Compton, Acting P. J., and Gates, J., concurred.
FN 1. In January 1984, after the accident in this case, Government Code section 831.7 became effective, providing governmental immunity when a person engages in a "hazardous recreational activity" and suffers injuries as a result thereof. The statute lists tree-rope swinging as a hazardous recreational activity. In ruling on defendant's motion for summary judgment, the trial court specifically said it was basing its decision on section 831.2, not on section 831.7, which the court found to have only prospective application.

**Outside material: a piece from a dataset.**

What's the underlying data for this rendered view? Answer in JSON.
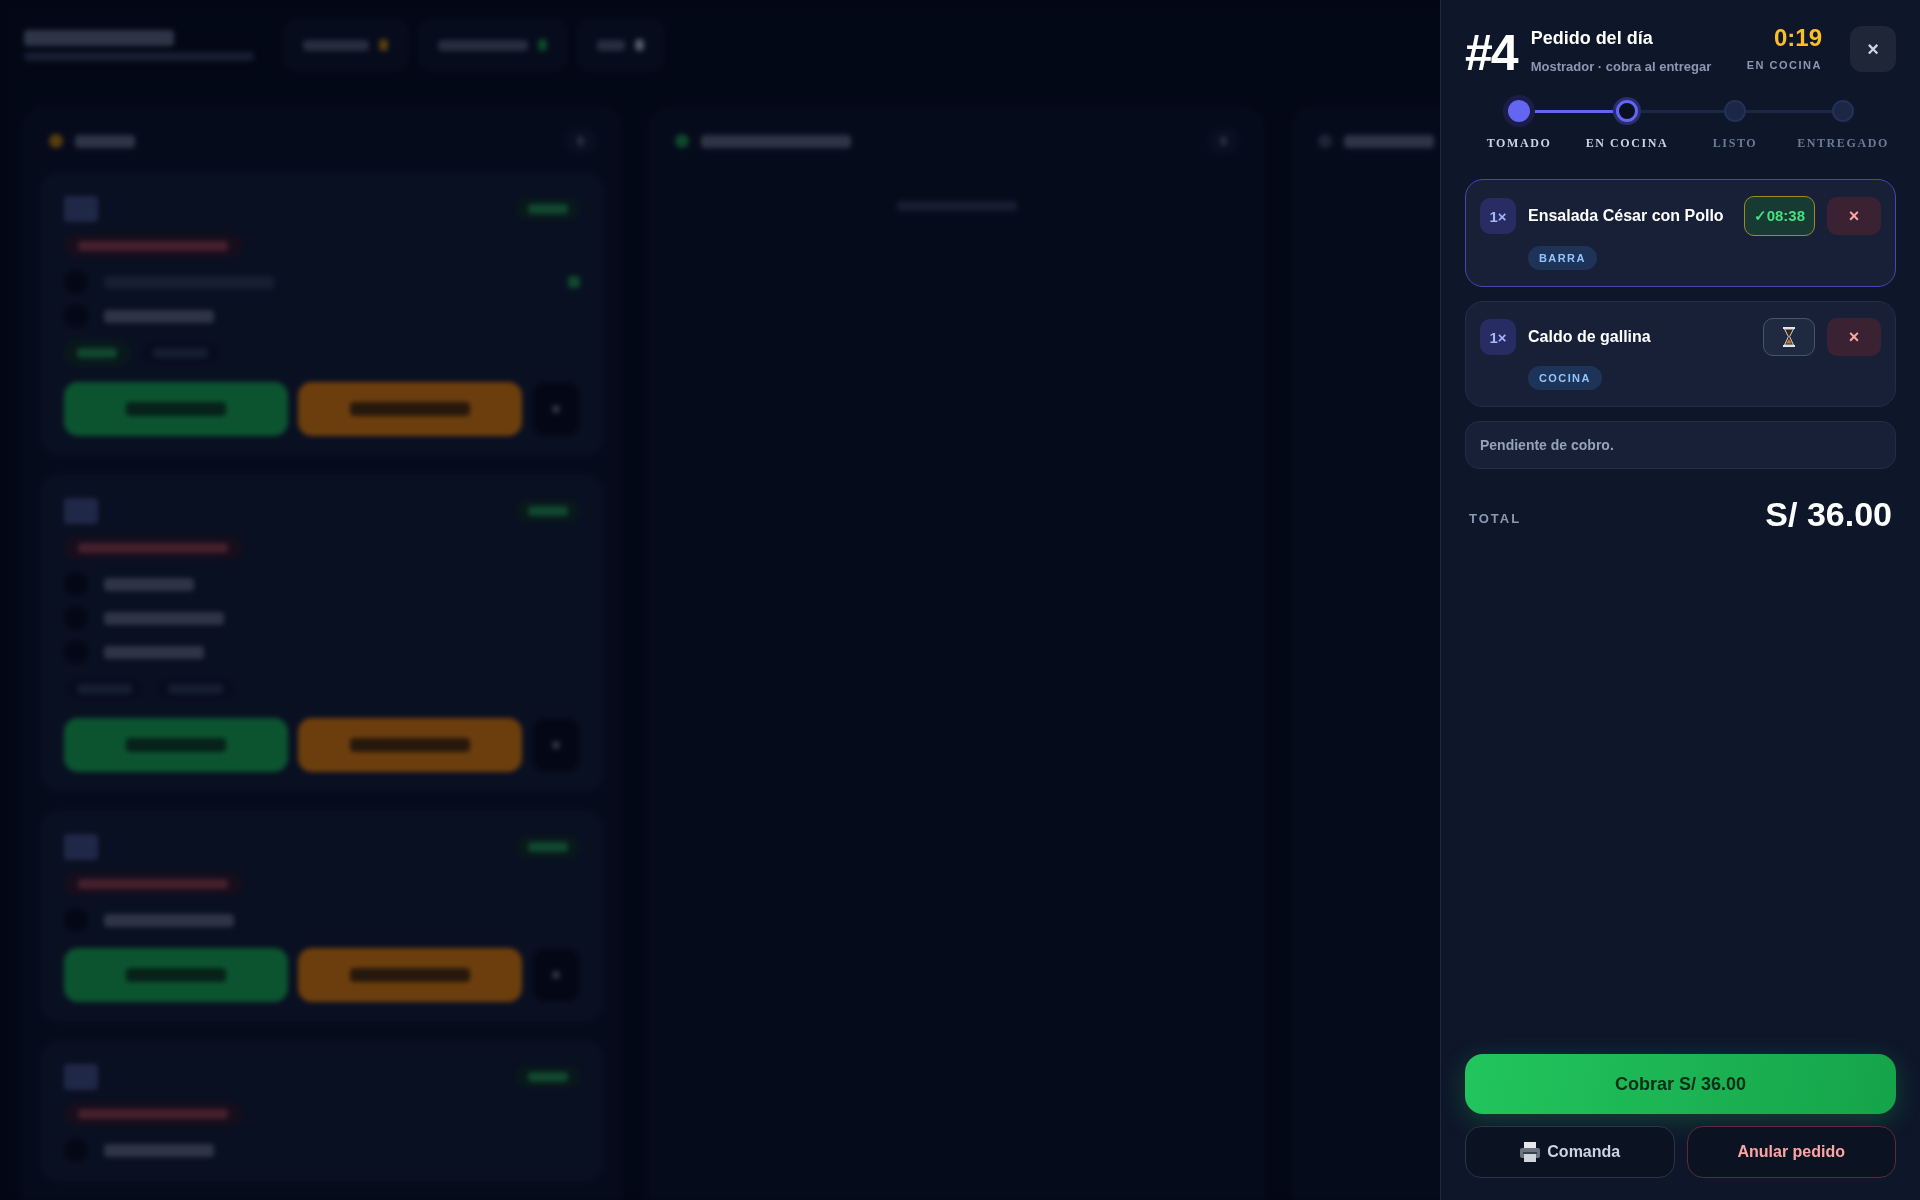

FN 2. Most ironically, at oral argument plaintiff's counsel seemingly with pride, advised us that a 10-foot-high wire fence has now been installed at each of the entrances to this sylvan glade, thereby effectively precluding its further enjoyment by all members of the public. In view of the tragic injuries the plaintiff himself sustained by reason of his ill-advised conduct, his personal desire to obtain monetary relief from any and all possible sources is certainly understandable. Nonetheless, if, notwithstanding the existence of so clear a statutory bar, the persistent filing of meritless lawsuits can so readily defeat the Legislature's laudable goal, the achievement is not one from which satisfaction should flow.